Licensee wishes to make off-limits living room 2 an on-limits area. Licensee guided LPA on a tour of the room. Living room 2 appeared to be free from hazards. Effective today, 11/5/2020, living room 2 is on-limits. Licensee understands that she must contact LPA to make any off-limit areas on-limits. Licensee acknowledges that off-limit areas will remain inaccessible by closed doors and/or supervision. Licensee will submit LIC999 Facility Sketch form with updated on-limits area.

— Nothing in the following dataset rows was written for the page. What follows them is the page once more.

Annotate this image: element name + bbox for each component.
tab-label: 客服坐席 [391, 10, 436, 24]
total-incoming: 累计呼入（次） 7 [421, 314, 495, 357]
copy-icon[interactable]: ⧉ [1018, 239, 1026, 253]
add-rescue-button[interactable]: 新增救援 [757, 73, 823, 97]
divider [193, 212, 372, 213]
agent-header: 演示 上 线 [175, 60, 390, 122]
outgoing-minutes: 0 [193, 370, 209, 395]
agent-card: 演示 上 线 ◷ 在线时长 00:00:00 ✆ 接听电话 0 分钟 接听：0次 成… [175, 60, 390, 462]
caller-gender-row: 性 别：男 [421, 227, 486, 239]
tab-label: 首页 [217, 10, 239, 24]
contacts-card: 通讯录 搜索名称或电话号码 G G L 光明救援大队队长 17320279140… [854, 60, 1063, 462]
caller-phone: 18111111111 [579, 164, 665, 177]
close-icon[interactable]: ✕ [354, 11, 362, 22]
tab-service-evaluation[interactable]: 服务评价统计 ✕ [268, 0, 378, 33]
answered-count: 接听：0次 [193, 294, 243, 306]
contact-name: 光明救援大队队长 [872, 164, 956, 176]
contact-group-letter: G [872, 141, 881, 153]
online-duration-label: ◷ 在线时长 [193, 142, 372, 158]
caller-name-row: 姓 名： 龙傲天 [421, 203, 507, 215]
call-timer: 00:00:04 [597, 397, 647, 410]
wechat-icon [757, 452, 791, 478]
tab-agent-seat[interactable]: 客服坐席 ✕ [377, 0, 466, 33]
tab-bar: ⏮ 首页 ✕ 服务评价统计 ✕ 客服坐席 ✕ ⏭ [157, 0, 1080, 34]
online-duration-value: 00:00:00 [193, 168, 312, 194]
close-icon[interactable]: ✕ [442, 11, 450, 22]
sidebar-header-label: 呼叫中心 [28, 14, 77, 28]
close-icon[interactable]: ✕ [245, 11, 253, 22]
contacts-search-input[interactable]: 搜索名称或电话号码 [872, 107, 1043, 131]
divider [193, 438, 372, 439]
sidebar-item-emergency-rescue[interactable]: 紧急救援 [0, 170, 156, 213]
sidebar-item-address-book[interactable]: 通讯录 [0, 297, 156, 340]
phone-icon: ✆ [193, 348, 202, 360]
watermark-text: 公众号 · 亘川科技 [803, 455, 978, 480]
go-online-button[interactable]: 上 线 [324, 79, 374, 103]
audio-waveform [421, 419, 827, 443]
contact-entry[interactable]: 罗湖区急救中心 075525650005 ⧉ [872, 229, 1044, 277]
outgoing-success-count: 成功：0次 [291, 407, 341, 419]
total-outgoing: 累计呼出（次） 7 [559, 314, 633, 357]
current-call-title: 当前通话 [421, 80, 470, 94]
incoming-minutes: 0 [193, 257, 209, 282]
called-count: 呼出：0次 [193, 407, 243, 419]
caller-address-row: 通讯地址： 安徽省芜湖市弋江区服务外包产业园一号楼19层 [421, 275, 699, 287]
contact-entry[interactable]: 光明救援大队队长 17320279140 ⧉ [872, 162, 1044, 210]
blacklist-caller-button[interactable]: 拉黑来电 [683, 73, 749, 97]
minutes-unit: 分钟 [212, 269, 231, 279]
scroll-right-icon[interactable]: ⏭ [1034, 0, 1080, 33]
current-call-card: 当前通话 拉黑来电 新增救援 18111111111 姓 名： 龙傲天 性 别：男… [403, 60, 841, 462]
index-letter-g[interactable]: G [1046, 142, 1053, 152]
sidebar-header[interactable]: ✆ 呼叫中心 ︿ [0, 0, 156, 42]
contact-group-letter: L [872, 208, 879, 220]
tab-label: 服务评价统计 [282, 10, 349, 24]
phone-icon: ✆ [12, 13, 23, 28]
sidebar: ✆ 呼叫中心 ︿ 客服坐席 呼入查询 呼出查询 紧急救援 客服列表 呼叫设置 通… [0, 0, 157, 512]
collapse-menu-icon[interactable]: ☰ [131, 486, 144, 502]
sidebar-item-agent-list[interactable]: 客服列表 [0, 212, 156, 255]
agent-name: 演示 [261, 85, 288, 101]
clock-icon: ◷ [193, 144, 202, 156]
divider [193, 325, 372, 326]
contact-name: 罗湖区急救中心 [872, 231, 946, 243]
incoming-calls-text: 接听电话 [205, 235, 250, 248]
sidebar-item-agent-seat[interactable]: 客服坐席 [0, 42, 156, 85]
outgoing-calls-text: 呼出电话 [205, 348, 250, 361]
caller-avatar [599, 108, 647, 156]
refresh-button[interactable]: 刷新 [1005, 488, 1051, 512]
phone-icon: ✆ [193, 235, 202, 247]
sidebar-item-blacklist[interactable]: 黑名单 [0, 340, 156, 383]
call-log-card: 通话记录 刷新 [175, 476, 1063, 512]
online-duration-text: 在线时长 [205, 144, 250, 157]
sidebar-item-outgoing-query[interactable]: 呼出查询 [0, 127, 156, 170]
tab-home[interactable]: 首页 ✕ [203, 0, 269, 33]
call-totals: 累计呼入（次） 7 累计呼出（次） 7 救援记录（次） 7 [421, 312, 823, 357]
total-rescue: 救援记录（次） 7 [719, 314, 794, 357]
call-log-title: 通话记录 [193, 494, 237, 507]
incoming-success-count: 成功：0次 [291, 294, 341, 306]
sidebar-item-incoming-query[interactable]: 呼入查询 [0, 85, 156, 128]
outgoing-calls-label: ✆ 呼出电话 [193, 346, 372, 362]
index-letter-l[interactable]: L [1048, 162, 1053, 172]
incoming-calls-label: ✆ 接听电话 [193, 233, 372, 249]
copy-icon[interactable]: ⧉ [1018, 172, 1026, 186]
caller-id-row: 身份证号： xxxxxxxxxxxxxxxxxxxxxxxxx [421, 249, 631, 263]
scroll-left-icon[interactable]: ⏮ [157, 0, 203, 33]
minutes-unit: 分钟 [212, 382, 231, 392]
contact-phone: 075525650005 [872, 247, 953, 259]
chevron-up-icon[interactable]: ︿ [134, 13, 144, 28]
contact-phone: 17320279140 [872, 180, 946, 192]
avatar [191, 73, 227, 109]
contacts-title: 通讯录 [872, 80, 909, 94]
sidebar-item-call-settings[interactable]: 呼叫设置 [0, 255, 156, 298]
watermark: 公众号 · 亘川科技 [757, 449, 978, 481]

This facility evaluation report was reviewed and discussed with Licensee. This report and a Notice of Site Visit will be provided electronically to the Licensee. Acknowledgement of receipt of report will be documented in lieu of signature. Notice of Site Visit shall remain posted at the facility for 30 days. In the areas that were evaluated, no deficiencies were observed at the time of the visit.

SUPERVISOR'S NAME: Keven PetersTELEPHONE: (916) 216-7796
LICENSING EVALUATOR NAME: Karyn GuerraTELEPHONE: (916) 216-7790
LICENSING EVALUATOR SIGNATURE:

DATE: 11/05/2020
I acknowledge receipt of this form and understand my licensing appeal rights as explained and received.
FACILITY REPRESENTATIVE SIGNATURE:

DATE: 11/05/2020
This report must be available at Child Care and Group Home facilities for public review for 3 years.